When you provide a password you often have to comply with whatever arbitrary rules the website or service requires. We’ve all been annoyed by messages requiring that ‘all passwords must contain at least two letters, one number, one special character and a funny squiggly line that appears above the # key’. Despite the fact such restrictions make passwords considerably LESS secure, we have no choice but to follow such directions.

You still need to remember a lot of passwords

As mentioned before, passwords should ideally be unique to each service and this method doesn’t help you remember which song to use and when.

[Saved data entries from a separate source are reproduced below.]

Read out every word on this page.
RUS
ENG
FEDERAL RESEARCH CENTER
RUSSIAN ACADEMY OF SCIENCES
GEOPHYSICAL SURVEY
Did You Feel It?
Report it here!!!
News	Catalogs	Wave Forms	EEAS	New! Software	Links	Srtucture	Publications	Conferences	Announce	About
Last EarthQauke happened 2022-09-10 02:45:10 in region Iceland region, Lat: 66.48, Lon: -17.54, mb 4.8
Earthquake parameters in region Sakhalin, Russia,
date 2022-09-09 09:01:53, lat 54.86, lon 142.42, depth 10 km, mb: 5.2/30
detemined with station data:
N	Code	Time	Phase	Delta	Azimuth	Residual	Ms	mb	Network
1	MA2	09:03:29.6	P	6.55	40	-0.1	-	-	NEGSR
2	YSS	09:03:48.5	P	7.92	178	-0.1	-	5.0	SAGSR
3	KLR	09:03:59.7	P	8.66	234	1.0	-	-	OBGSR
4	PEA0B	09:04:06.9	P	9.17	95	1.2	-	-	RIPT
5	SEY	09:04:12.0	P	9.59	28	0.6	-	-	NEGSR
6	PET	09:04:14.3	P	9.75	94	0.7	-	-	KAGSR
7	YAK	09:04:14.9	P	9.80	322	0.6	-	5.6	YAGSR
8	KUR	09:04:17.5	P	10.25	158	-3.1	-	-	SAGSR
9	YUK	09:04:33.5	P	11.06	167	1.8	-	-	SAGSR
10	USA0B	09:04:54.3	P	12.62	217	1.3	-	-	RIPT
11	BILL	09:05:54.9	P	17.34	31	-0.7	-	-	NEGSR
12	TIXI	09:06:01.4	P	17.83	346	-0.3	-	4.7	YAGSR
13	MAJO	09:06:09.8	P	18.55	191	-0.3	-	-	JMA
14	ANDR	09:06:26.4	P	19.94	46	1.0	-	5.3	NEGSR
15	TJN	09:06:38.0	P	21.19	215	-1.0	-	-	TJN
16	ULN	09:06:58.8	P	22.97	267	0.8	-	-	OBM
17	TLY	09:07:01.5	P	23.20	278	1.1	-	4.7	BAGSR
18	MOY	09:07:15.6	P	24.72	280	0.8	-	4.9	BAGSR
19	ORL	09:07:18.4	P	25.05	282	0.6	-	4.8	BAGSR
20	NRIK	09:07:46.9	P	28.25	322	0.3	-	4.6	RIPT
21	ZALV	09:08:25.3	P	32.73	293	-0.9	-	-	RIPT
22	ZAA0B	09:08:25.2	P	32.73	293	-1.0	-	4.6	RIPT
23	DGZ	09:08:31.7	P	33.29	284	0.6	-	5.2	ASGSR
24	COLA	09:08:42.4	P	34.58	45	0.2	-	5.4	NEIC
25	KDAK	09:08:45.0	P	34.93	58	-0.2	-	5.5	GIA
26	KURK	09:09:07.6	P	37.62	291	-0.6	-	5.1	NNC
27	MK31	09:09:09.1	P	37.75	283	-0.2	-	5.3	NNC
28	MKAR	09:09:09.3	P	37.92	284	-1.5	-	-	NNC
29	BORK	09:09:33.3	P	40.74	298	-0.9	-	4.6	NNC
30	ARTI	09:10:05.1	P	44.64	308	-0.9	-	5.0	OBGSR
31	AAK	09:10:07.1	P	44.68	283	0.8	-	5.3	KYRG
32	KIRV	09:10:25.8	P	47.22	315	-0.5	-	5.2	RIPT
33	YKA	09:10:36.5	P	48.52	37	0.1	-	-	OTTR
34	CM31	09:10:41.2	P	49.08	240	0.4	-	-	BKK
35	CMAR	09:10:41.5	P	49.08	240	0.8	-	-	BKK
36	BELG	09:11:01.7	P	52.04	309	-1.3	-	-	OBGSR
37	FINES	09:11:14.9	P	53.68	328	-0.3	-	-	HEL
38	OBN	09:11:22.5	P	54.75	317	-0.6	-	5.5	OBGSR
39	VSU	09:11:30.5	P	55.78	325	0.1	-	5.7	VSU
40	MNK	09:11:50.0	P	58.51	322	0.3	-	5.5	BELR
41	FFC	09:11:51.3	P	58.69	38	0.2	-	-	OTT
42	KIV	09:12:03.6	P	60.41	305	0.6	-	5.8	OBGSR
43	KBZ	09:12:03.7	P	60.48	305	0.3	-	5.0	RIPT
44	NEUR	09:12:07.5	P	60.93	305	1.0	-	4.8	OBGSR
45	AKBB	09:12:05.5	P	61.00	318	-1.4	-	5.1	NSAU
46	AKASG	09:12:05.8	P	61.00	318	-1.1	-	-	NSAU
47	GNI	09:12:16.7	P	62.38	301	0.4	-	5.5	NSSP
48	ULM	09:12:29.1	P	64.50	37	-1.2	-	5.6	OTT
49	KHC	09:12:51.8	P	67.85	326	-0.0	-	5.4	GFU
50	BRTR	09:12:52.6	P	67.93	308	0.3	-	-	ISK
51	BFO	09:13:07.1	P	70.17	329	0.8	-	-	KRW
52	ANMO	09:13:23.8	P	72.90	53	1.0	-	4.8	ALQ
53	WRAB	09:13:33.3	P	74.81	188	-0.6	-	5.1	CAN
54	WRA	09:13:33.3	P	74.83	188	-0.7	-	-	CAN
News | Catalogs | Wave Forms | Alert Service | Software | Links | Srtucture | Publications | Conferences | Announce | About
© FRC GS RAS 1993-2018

Getting past the password police

Pick a letter, a number and special character – mine are h7&. Add those to your password using an upper case letter. Those three characters are not particularly secure, but if you are relying on password length as security then that is not a problem. They should be enough to get you past most restrictive password systems.

In this case, my ‘Stairway’ password has just become H7&talwkatgigasbasth .

Making passwords unique

If you add something to each password relating to where you use it, then you can make your new secure password mobile without compromise.  For example, I might choose to use the second and fourth letter of the services name and add that to the front.

When I log into my Amazon account I might use maH7&talwkatgigasbasth but when I log into my Google profile it could be ogH7& talwkatgigasbasth.

That system itself isn’t so secure if anyone knows it. However, you’d need to either tell someone or they’d need to have access to at least two of your passwords before they could apply it to a third login.

Protecting against expanded dictionary attacks

Using the above steps you also protect against someone adding lines from books/ films/songs (and whatever else they choose) to their dictionary.

Wrapping it up

Systems like the one explained are not perfect. In my experience though is they result in considerably more secure passwords than the vast majority of people are using. There are lots of ways you can vary this approach, but the core idea is the same:

Stop remembering bad passwords and instead learn a system to create good ones you can’t forget.